Il a ajouté que "les lignes rouges ne doivent pas non plus restreindre l'exercice du métier de journaliste, mais se contenter uniquement de tracer un cadre juridique vertical et laisser la gestion horizontale aux acteurs eux-mêmes, les journalistes. Les autorités ne doivent pas mettre en place des législations limitant la liberté d'expression et, par conséquent, la liberté de presse, que dans des cas bien précis, qui ne peuvent faire l’objet d’aucune interprétation. Car, tout texte flou peut faire l’objet d’interprétations, qui pourraient faire tomber l’action médiatique sous la coupe des autorités ou de la justice.
Pour compléter notre enquête, il a été question de prendre l'avis du ministère de Communication sur la question. C’est l’autorité de tutelle sur le secteur médiatique au Royaume. Au départ, ce fut une série de questions et de complications administratives, avant que le responsable concerné ne coupe les ponts de communication. Il a été donc jugé utile de se référer à d'anciennes déclarations du ministre de communication et porte-parole du gouvernement, Mustapha Khalfi, qui a affirmé, à maintes reprises, que les indicateurs de la liberté de presse au Maroc ont enregistré une hausse considérable ces dernières années.
Khalfi a déclaré que : « le Maroc a enregistré une baisse des agressions à l'encontre des journalistes en 2015 ; aucun journal n'a été saisi, aucun site électronique n'a été fermé et aucun mécanisme de censure n'a été déclenché ; le Royaume est soucieux de respecter son choix de conforter la liberté de presse et de faire face aux défis auxquels le domaine est confronté ».

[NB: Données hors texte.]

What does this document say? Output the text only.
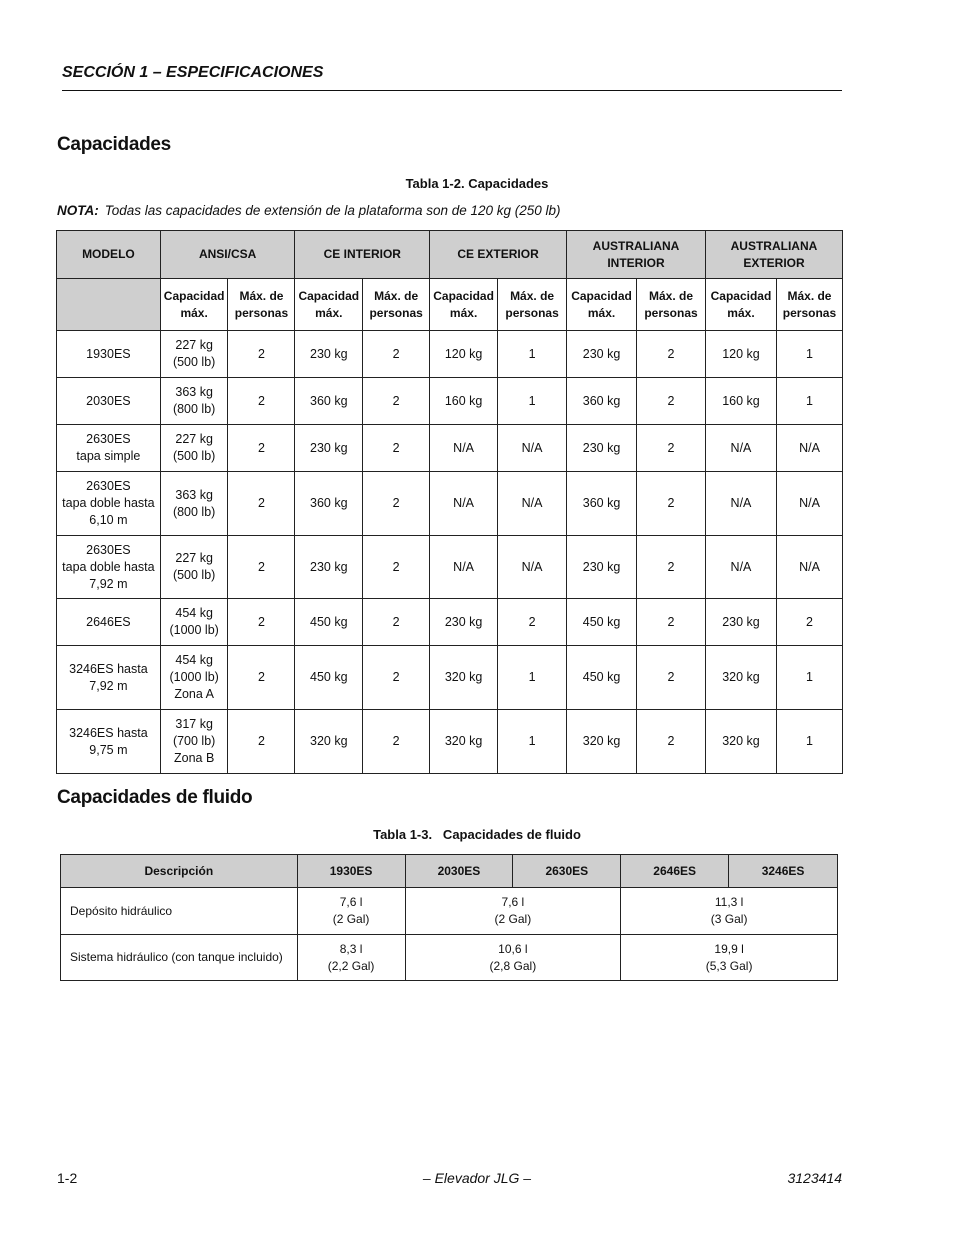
SECCIÓN 1 – ESPECIFICACIONES
Capacidades
Tabla 1-2. Capacidades
NOTA: Todas las capacidades de extensión de la plataforma son de 120 kg (250 lb)
MODELO	ANSI/CSA		CE INTERIOR		CE EXTERIOR		AUSTRALIANA INTERIOR		AUSTRALIANA EXTERIOR	
	Capacidad máx.	Máx. de personas	Capacidad máx.	Máx. de personas	Capacidad máx.	Máx. de personas	Capacidad máx.	Máx. de personas	Capacidad máx.	Máx. de personas
1930ES	227 kg
(500 lb)	2	230 kg	2	120 kg	1	230 kg	2	120 kg	1
2030ES	363 kg
(800 lb)	2	360 kg	2	160 kg	1	360 kg	2	160 kg	1
2630ES
tapa simple	227 kg
(500 lb)	2	230 kg	2	N/A	N/A	230 kg	2	N/A	N/A
2630ES
tapa doble hasta
6,10 m	363 kg
(800 lb)	2	360 kg	2	N/A	N/A	360 kg	2	N/A	N/A
2630ES
tapa doble hasta
7,92 m	227 kg
(500 lb)	2	230 kg	2	N/A	N/A	230 kg	2	N/A	N/A
2646ES	454 kg
(1000 lb)	2	450 kg	2	230 kg	2	450 kg	2	230 kg	2
3246ES hasta
7,92 m	454 kg
(1000 lb)
Zona A	2	450 kg	2	320 kg	1	450 kg	2	320 kg	1
3246ES hasta
9,75 m	317 kg
(700 lb)
Zona B	2	320 kg	2	320 kg	1	320 kg	2	320 kg	1
Capacidades de fluido
Tabla 1-3.   Capacidades de fluido
Descripción	1930ES	2030ES	2630ES	2646ES	3246ES
Depósito hidráulico	7,6 l
(2 Gal)	7,6 l
(2 Gal)		11,3 l
(3 Gal)	
Sistema hidráulico (con tanque incluido)	8,3 l
(2,2 Gal)	10,6 l
(2,8 Gal)		19,9 l
(5,3 Gal)	
1-2	– Elevador JLG –	3123414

Entre ceux qui considèrent l'autocensure et les lignes rouges comme un obstacle devant l'évolution de la presse marocaine et ceux qui y voient un moyen pour améliorer et encadrer le secteur, les professionnels restent perplexes, se demandant quels sujets peuvent-ils aborder sans avoir peur, surtout avec la liberté grandissante sur les réseaux sociaux, où on aborde les sujets les plus sensibles et les plus dangereux.